It’s an undisputed fact that professional mentoring is on the rise. Many people are seeking out mentors, and many experienced businesspeople are looking to be mentors. The benefits of having a career advisor and professional confidante are more appreciated today than ever before. However, some professionals still haven’t realized the benefits and value of mentoring programs.
The Growth of Corporate Mentoring Programs
Many people will not be surprised to learn that corporate mentoring—both formal programs and informal mentoring relationships—has dramatically increased in number over the last few years. Most of these people would likely be surprised at just how dramatic the increase has been. In a survey conducted by the American Society for Training and Development, 75% of business executives stated that professional mentoring had helped them reach the level of their career they had achieved. This number would have been unlikely in decades past.
Mentoring Programs in the Nonprofit Sector
Experts do note, however, that nonprofits have lagged behind private sector companies in the implementation of mentoring programs. There are several different reasons that experts and researchers have offered to explain this situation. Some theorize that nonprofits are wary of the potential costs of implementing an organization-wide, comprehensive program. Others explain that corporations implement mentoring programs as a way to improve employee performance and increase revenue, while nonprofits do not have this motivation to boost profits.
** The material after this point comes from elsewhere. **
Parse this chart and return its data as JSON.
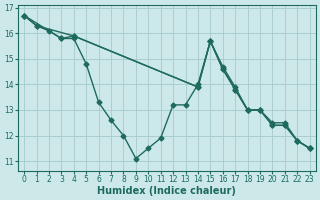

Benefits for the Organization
Whatever the reason for the dearth of mentoring programs in the nonprofit sector, the fact remains that nonprofits and private companies alike can benefit from creating such programs for their employees. Besides increased revenue, these benefits can include greater employee retention; a more positive and productive work environment; and the creation of a valuable base of talented junior employees ready for advancement. In addition, a structured mentoring program can provide a formal way to transfer knowledge and wisdom from long-time employees to new ones, ensuring that the organization retains this valuable intangible resource. A mentoring program can also serve as a way to attract new talent to an organization; it demonstrates that the organization cares about its workforce and recruiters can use it as a selling point.
Benefits for Individuals
For individuals, the positive effects of a well-run mentoring program are many and varied. They include greater networking opportunities, strategic career advice, assistance with specific work projects or obstacles, and character-building opportunities. While obtaining experienced professional advice is one of the most-cited benefits of having a mentor, the networking opportunities inherent in a mentoring relationship are less frequently emphasized. The mentee may have a contact or two that could prove useful for the mentor, but the mentor will almost certainly have many contacts that the mentee can use to his or her advantage, and can make the necessary introductions. Of course, many mentors have built up these contacts over years, and must trust their protégé before sharing them. This trust is exactly what structured mentoring programs are designed to develop. In contrast, professionals in more informal mentoring relationships may be more reluctant to share their contacts.
Matching Mentors with Mentees
Mentoring programs differ widely in various ways, especially regarding how mentors and mentees are paired. Some programs employ a structured system that is used to match mentor and protégé. A few of these systems are even automated software programs. Many programs, however, rely on an administrator to match the mentors and mentees. This person may make their decisions based on matching personal qualities, backgrounds, or career trajectories, or he or she may make matches using more subjective, intuitive criteria.
Many of those looking for mentors and those looking for protégés prefer to have a say in who they enter into a mentoring relationship with. This may mean that mentors and mentees can pick whoever they want, or it may entail a hybrid approach where the program administrator provides each person with a selection that they can choose from. Many find this approach to be the most effective.
It can be difficult for new mentor-mentee partnerships to flourish at first. There are several different strategies that can be used to build rapport. One of the most effective is for the mentor and the mentee to find a project that they are both interested in, and that can help both of them. This shouldn’t be too difficult if the mentor and the mentee are well matched. Finding such a project is easier still if the mentor and the mentee interact in the office on a daily basis. Even if they do, setting aside time for regular meetings is a good strategy.
While working on a project together can help many mentor-mentee pairs form a bond, it is not the right approach—or it may not be possible—for everyone. Some mentees look for an opportunity to help their mentor with his or her work, even if it isn’t directly related to the mentee’s professional duties. This can also go a long way toward building rapport.